今年に入ってからというもの、自分の写真展で精一杯で他の写真展に行ったり写真集を買うということはほとんどなかった。
時間的にどうこうというより、人の写真が見たくなくなるのだ。
納品も終わりようやく解禁というわけではないが、写真展を見に行こうという欲が湧いてきた。
手始めに野口里佳を見ようと国立新美術館に行った。乃木坂の6番出口は美術館と直結している。
改札を出たら無情にも「本日は休館です」とあった。火曜日が定休なのだ。知らなかったあ。公的なものは月曜休だとばかり思い込んでいた。
乃木坂から新宿へ戻り、プレイスMや蒼穹舎、ルーニィを回る。蒼穹舎では写真集を購入。あれもこれも欲しくて抑えるのが大変。

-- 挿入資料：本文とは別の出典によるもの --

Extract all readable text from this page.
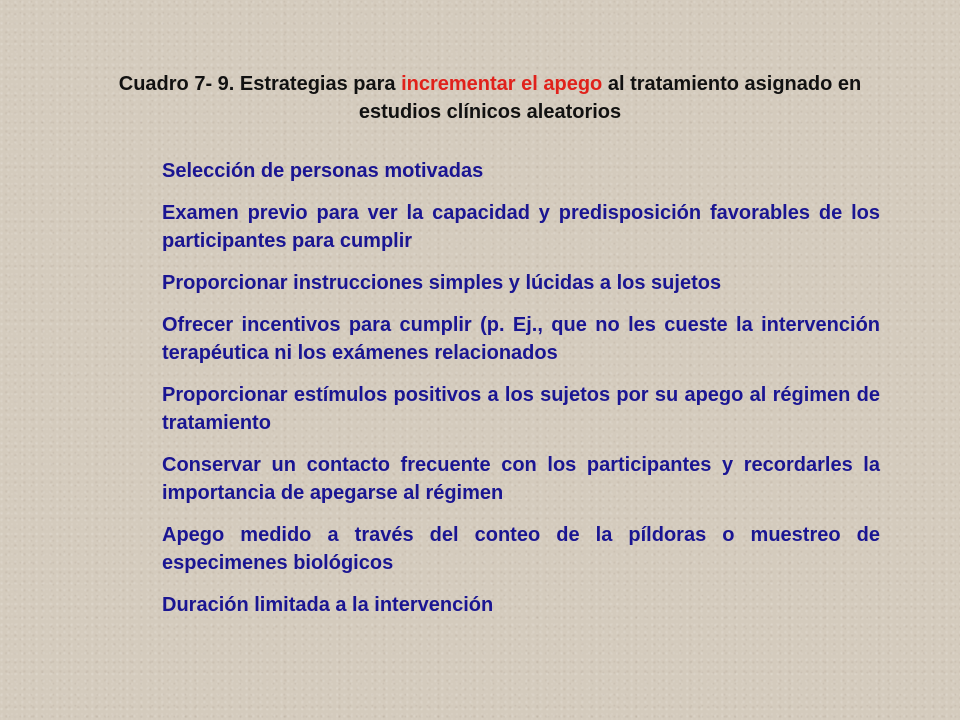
Cuadro 7- 9. Estrategias para incrementar el apego al tratamiento asignado en estudios clínicos aleatorios
Selección de personas motivadas
Examen previo para ver la capacidad y predisposición favorables de los participantes para cumplir
Proporcionar instrucciones simples y lúcidas a los sujetos
Ofrecer incentivos para cumplir (p. Ej., que no les cueste la intervención terapéutica ni los exámenes relacionados
Proporcionar estímulos positivos a los sujetos por su apego al régimen de tratamiento
Conservar un contacto frecuente con los participantes y recordarles la importancia de apegarse al régimen
Apego medido a través del conteo de la píldoras o muestreo de especimenes biológicos
Duración limitada a la intervención
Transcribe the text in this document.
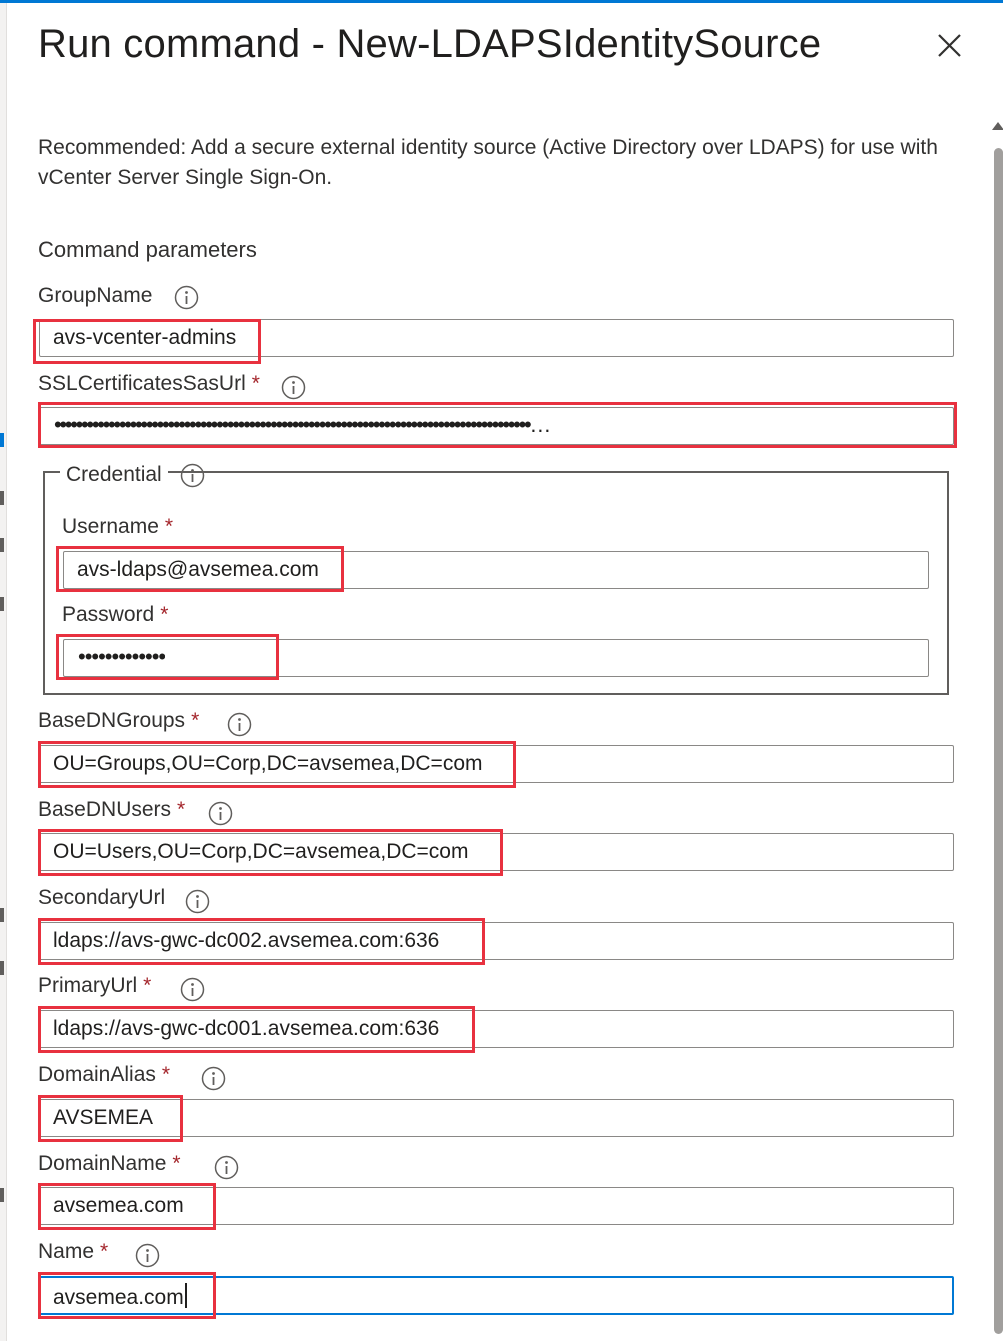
Run command - New-LDAPSIdentitySource
Recommended: Add a secure external identity source (Active Directory over LDAPS) for use with vCenter Server Single Sign-On.
Command parameters
GroupName
avs-vcenter-admins
SSLCertificatesSasUrl *
••••••••••••••••••••••••••••••••••••••••••••••••••••••••••••••••••••••••••••••••••••••••…
Credential
Username *
avs-ldaps@avsemea.com
Password *
•••••••••••••
BaseDNGroups *
OU=Groups,OU=Corp,DC=avsemea,DC=com
BaseDNUsers *
OU=Users,OU=Corp,DC=avsemea,DC=com
SecondaryUrl
ldaps://avs-gwc-dc002.avsemea.com:636
PrimaryUrl *
ldaps://avs-gwc-dc001.avsemea.com:636
DomainAlias *
AVSEMEA
DomainName *
avsemea.com
Name *
avsemea.com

鈴木龍一郎「Druk」 吉行耕平「The Park」村越としや「草をふむ音」
吉行耕平の写真集の初版本は以前パリの美術館でショーケースに入って「Recommend」として展示してあった。
村越としやは名前は知らなかったが617で撮られた写真が実に地味でいい。なんでもない風景をなんでもなく撮っている。こんな地味なことができるのはすごい才能。まだ20歳代の写真家らしい。オリジナルのプリントを見てみた。多分相当きれいなはず。
夜の7時からはギャラリートーテムポールで写真家百々 新トークショーがあった。相手役は映画監督川瀬直美。
会場で1999年に出版されている百々 新「上海の流儀」を購入。Moleから出版されている。
写真展はカスピ海沿岸の国を撮影したものだ。http://tppg.jp/
トークショーはあっちこち飛びながらも制作の本質的なものを二人で語っていくものだった。僕は川瀬直美の言葉を聞いていて手のひらがぐっしょりと汗ばんできたのを感じた。会場の暑さのせいでは説明がつかないほどの汗だ。
さっぱりした。ふたりの言葉はすごく腑に落ちた。
阿佐ヶ谷の駅で降りて、一杯飲み屋で生ビールと焼き鳥を数本注文し写真集を広げる。
たまにはひとりで飲むのもいい感じだ。